First Editor’s Comment: This extremely interesting manuscript provides significant insight into the pathogenesis not only of thyrotoxicosis, but of autoimmune thyroid disease itself. Thus, when the ectodomain of the TSHR is cleaved, it provokes the production of TSHR stimulating immunoglobulins (as well as low titers blocking antibodies) in genetically susceptible individuals. In other at-risk patients, the intact TSHR (or perhaps other sequences or epitopes of the TSHR) or TSH itself, serves as the immunogen for development of TSHR function-blocking antibodies. Other components of the thyroid gland serve as immunogens for antibodies that are injurious to the thyroid cell. A human monoclonal antibody has been recently isolated from a patient with Graves disease, but the epitope of the TSHR to which it is directed has not been identified to date.1,2 It would be of interest if it were directed to the ectodomain of the human TSHR.

While a number of tyrosine kinase receptors shed their extracellular domains (growth hormone binding protein, prolactin binding protein, many cytokines), it is apparently unusual for G-protein coupled receptors to do so. This is an area that merits further examination.

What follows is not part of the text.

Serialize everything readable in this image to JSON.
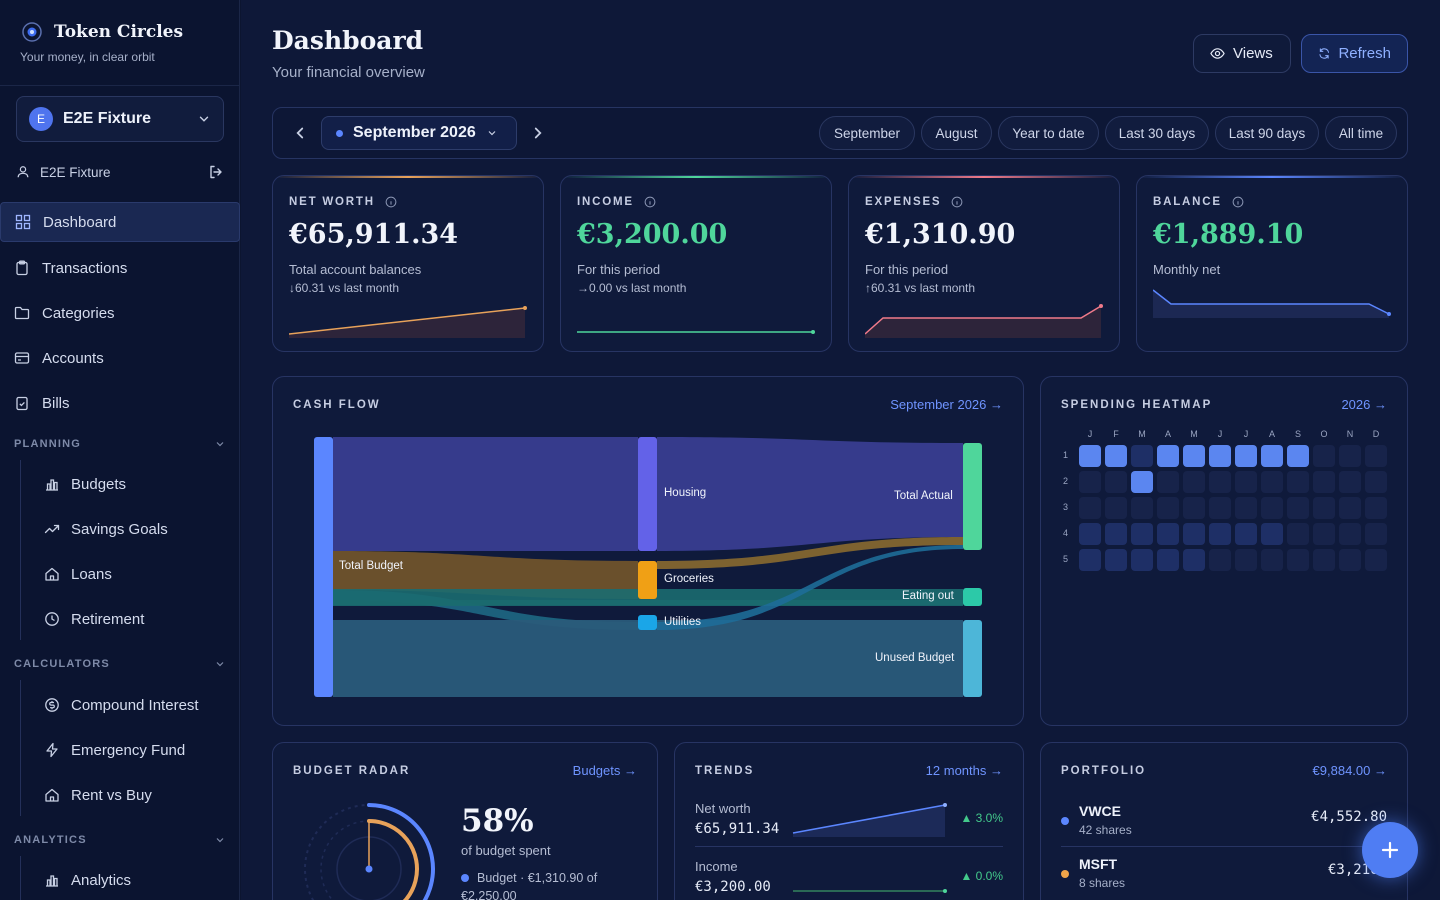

Second Editor’s Comment: In Dr. Root’s editorial comment, he refers to the recent identification of a monoclonal antibody that stimulates the TSH receptor in the thyroid cell to release thyroxin.1,2 This also was no small accomplishment in helping us understand Graves’ disease more fully. As pointed out by Dayan, who states:

"So, is the final proof of the existence of thyroid-stimulating immunoglobulin after a journey of 47 years of anything more than academic interest? Almost certainly the answer is "yes." First, this finding might lead to a new generation of assays for thyroid-stimulating immunoglobulin in which competition for labeled TSH is replaced by competition for specific monoclonal antibodies. If a sensitive assay can be developed, it should have close to 100% specificity for Grave’s disease and replace all other antibody tests, such as antithyroid peroxidase and antithyroglobulin, in this condition. Second, it should finally allow us to understand how such antibodies, even in the monomeric Fab form, can activate the TSH receptor. Such understanding of the biology of glycoprotein-hormone receptors may lead to new small-molecule agonists and antagonists not only for thyroid disease but also for hypogonadism and infertility (via the closely related receptors for luteinising and follicle-stimulating hormones). And it may prove possible to clone a potent human TSH-receptor-blocking antibody which might provide a rapid initial treatment for thyrotoxicosis. Third, the finding may lead to a better understanding of the pathogenesis of Graves’ disease. How is it that the spontaneous development of such agonist antibodies, unique in autoimmune diseases, occurs so frequently (almost 1 in 100 of the population)? Does the agonist activity itself, once it appears, promote autoimmunity in a positive feedback loop? Most intriguingly, cloning of agonist TSH-receptor autoantibodies might reveal antibodies that contribute to thyroid eye-disease, the most mysterious manifestation of Graves’ disease, and perhaps lead to inhibitors for these antibodies. And finally, agonist antibodies may prove a useful therapeutic agent in their own right, such as to enhance iodine-131 uptake in thyroid cancers. Many of the holy grails of biological science, from the structure of DNA to the nature of the T-cell antigen receptor, have been found. Thankfully, once in hand, they change into pointers to the many more waiting to be discovered."

The findings of Chen and those of Sanders et al are linked closely and the almost simultaneous reporting of these factors which are linked should permit a logarithmic advance in our understanding of how antibodies and receptor structure and function can relate and, consequently, provide better therapy of immunological diseases.